Since then many different chemicals have been found to induce anesthesia in humans and other animals.

What's puzzling to scientists is that these compounds have no structural similarities. And while there are several theories, no one knows for sure what these drugs have in common that makes us lose consciousness.

To find out, one group of researchers has taken an unusual approach. They decided to try to anesthetize plants.

In their quest to find out exactly how anesthetics put humans and other animals to sleep, researchers tried to anesthetize plants — and found the drug could leave a plant unable to close its trap around its prey. (Marco Uliana/Shutterstock)

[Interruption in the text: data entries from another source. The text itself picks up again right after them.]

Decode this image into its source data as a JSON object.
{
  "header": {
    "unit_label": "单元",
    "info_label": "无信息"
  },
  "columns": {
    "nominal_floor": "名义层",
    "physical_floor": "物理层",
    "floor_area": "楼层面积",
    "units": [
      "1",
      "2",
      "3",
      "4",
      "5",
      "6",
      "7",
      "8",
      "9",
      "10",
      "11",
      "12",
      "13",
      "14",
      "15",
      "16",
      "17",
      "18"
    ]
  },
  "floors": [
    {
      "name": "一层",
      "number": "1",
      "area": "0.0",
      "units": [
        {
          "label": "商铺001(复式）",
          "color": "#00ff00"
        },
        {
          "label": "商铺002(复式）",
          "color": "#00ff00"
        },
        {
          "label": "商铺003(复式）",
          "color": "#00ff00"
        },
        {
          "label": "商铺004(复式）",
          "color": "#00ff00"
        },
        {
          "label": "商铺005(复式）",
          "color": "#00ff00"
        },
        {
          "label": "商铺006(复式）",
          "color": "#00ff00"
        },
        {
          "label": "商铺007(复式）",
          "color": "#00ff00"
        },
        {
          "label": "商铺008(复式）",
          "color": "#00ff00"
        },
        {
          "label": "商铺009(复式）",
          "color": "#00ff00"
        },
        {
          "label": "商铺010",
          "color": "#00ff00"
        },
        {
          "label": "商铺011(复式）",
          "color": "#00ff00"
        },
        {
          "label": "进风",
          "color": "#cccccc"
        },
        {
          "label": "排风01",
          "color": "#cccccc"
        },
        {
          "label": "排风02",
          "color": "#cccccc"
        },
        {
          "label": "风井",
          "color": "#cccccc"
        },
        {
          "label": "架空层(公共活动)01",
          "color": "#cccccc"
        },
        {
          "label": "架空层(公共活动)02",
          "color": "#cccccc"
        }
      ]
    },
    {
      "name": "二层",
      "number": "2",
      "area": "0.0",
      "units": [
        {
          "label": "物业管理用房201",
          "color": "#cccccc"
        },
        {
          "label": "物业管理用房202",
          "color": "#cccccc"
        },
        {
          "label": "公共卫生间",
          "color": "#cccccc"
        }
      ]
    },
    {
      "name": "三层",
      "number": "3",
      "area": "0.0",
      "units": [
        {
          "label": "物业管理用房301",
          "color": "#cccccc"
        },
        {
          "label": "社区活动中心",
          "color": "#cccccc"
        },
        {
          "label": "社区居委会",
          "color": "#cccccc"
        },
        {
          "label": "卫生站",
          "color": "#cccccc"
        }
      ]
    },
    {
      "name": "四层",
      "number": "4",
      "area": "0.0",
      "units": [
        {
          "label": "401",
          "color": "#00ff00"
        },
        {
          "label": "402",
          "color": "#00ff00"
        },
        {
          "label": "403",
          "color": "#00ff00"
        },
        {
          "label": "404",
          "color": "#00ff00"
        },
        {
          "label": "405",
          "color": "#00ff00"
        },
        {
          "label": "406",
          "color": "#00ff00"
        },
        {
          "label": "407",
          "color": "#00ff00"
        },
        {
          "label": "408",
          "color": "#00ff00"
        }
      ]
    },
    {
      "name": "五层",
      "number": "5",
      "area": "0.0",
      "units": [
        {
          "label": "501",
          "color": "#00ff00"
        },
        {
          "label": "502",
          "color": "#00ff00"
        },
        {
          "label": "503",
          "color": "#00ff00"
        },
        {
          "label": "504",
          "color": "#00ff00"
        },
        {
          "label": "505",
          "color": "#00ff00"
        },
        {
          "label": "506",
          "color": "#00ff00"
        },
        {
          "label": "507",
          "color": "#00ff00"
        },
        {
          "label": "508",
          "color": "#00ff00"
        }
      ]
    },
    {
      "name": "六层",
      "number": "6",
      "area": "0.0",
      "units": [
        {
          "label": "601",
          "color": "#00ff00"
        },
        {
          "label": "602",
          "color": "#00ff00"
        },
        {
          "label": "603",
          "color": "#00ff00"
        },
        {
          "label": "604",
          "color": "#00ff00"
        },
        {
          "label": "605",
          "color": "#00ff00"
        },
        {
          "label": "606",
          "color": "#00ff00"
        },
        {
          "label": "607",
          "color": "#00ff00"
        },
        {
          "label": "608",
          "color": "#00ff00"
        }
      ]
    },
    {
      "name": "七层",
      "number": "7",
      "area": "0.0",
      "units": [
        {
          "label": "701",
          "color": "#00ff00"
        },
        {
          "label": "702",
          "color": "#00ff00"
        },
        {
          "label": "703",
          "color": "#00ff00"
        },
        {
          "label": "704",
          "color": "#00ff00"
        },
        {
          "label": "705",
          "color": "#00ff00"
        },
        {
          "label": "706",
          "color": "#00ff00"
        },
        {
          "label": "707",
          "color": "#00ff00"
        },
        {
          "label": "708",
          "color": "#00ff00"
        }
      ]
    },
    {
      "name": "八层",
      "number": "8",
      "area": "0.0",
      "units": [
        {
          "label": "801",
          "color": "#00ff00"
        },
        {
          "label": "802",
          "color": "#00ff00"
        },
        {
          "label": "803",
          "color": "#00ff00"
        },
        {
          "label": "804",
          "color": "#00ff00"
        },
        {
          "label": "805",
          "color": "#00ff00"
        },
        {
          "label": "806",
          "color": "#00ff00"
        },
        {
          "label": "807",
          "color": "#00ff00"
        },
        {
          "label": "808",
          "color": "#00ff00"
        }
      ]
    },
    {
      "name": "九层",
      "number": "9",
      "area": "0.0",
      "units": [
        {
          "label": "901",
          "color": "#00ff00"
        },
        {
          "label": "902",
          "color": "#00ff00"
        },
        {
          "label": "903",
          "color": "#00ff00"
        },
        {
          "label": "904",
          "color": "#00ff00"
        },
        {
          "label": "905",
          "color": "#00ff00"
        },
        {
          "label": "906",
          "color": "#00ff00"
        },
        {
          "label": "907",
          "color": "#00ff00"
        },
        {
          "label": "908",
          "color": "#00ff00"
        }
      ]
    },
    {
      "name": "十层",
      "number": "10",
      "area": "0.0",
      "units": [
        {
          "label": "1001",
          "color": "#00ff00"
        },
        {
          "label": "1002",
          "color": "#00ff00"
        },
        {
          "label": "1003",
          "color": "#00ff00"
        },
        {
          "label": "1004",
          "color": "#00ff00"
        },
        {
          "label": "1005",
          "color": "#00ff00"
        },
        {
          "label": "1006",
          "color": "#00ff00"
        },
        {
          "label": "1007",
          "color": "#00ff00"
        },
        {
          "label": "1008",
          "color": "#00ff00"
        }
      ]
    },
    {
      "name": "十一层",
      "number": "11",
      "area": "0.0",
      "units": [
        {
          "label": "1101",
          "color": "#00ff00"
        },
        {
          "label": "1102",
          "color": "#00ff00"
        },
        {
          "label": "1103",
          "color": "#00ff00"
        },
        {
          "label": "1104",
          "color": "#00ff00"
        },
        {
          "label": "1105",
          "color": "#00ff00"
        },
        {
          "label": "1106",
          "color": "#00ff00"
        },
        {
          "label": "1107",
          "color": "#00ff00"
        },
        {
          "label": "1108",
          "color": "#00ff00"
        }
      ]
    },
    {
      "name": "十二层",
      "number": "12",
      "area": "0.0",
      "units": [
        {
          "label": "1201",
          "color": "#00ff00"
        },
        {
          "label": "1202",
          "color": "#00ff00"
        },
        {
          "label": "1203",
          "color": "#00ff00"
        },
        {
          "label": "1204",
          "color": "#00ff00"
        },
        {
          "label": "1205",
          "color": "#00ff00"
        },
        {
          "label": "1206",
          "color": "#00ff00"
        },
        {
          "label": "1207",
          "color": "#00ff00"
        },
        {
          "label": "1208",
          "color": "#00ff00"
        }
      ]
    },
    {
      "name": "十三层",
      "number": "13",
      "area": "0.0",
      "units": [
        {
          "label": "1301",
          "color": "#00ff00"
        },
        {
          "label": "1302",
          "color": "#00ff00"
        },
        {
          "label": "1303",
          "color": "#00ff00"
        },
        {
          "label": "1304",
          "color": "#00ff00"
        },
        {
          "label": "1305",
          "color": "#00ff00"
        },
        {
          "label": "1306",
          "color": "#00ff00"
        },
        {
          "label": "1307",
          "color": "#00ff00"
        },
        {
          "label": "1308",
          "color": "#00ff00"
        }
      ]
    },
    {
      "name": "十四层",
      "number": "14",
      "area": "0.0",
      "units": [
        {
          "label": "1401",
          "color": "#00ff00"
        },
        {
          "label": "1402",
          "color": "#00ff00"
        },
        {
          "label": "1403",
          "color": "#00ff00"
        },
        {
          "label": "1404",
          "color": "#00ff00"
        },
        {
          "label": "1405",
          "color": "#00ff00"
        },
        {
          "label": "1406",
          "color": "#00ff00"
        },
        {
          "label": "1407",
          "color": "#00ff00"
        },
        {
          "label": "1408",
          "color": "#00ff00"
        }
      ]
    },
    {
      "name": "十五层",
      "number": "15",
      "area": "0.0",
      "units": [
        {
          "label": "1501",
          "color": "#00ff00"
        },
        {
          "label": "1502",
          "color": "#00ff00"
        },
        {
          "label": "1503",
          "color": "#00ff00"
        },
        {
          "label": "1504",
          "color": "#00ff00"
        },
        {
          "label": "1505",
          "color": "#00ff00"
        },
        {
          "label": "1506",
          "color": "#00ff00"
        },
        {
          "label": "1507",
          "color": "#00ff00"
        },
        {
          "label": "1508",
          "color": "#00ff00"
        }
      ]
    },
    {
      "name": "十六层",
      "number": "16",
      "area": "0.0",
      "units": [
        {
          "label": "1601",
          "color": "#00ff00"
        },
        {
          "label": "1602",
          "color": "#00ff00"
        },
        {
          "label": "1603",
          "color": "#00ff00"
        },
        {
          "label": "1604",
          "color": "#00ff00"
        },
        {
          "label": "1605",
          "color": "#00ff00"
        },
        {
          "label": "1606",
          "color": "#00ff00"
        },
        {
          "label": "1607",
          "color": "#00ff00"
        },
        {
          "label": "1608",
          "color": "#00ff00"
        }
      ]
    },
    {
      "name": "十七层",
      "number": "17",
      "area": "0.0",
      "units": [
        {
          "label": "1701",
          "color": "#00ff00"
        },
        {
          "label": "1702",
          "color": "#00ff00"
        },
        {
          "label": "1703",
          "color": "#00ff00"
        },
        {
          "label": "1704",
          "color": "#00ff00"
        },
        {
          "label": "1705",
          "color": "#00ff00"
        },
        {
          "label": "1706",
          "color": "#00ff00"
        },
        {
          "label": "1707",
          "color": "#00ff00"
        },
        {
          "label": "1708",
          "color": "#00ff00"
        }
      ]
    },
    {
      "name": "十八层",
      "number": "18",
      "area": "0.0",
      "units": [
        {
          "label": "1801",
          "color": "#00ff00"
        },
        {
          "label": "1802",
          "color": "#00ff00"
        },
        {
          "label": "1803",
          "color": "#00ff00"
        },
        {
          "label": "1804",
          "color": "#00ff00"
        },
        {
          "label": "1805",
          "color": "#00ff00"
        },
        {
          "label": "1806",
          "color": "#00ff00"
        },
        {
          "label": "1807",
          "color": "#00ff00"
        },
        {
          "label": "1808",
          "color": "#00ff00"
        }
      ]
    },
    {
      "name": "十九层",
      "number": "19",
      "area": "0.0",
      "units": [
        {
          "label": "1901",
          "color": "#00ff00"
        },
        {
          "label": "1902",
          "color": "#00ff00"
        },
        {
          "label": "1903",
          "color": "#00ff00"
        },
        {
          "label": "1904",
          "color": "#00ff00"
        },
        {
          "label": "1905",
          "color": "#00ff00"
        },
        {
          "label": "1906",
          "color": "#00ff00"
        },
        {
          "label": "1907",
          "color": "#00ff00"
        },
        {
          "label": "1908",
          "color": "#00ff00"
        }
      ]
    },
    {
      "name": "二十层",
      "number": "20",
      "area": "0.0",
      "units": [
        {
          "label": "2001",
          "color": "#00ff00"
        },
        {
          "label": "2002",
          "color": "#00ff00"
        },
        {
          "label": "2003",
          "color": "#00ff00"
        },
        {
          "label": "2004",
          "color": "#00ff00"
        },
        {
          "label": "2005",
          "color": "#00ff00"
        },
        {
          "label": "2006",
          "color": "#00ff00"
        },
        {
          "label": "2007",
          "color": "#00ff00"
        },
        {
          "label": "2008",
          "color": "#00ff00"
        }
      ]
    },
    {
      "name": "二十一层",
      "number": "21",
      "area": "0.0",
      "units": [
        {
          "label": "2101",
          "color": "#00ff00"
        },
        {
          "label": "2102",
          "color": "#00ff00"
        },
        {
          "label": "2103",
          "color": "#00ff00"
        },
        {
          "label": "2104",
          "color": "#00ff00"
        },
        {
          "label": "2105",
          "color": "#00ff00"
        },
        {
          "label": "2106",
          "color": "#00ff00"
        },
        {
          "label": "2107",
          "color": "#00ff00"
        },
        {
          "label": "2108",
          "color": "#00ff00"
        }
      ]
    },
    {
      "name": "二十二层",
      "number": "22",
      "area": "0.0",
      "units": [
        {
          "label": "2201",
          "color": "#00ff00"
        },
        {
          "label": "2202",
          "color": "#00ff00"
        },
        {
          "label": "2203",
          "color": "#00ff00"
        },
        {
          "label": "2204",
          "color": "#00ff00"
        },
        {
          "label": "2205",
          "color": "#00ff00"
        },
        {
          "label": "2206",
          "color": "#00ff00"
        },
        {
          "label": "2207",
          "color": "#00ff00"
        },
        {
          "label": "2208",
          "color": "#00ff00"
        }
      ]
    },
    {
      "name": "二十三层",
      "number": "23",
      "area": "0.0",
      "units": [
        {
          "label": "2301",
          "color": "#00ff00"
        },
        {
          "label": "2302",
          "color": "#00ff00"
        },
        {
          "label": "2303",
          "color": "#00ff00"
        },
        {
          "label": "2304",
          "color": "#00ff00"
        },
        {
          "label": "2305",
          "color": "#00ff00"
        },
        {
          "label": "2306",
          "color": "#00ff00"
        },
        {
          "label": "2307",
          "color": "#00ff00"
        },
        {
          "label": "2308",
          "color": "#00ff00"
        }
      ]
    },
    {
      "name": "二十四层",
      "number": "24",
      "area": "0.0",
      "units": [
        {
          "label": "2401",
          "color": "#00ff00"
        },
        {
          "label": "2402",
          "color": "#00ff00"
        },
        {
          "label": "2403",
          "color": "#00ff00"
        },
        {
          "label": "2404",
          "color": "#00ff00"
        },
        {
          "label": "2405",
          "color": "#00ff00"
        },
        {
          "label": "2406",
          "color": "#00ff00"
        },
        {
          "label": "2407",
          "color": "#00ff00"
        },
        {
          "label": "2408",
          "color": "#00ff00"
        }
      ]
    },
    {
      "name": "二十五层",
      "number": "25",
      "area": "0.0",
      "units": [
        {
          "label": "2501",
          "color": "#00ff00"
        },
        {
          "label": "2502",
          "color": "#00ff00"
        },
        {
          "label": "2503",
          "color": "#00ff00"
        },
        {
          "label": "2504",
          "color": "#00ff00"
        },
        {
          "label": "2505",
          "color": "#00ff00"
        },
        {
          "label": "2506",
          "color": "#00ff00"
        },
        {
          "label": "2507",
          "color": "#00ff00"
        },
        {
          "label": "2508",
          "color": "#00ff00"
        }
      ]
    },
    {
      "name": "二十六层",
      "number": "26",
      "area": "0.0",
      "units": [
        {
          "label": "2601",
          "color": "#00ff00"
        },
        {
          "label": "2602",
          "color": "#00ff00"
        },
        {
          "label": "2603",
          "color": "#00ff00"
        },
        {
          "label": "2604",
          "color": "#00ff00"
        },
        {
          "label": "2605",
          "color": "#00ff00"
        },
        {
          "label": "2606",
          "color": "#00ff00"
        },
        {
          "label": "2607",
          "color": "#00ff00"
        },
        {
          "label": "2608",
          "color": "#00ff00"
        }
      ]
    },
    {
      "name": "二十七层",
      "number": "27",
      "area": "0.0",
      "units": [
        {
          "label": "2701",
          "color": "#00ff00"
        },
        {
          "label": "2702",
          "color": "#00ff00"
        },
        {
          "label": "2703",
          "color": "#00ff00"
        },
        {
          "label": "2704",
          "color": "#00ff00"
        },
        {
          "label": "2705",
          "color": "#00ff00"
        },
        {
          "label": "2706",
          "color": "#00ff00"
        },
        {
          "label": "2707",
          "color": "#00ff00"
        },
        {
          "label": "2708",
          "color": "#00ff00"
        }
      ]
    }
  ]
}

Their study showed for the first time that the same concentration of an anesthetic can have an immobilizing effect on different plant systems — some that had leaves, others tendrils and some traps. Picture the iconic Venus Fly Trap unable to close its infamous trap around its prey, for example.

Frantisek Baluska, one of the study authors and a cell biologist from the University of Bonn in Germany, said the research challenges one of the most widely supported theories about how anesthetics work — that they act on some sort of receptor in the nervous system.

Instead, the study supports other theories that suggest anesthetics target cell membrane activities in both animals and plants, Baluska told CBC News.

While we still don't know exactly how the drugs we rely on during life-saving procedures really work, this research could bring us closer to solving that mystery.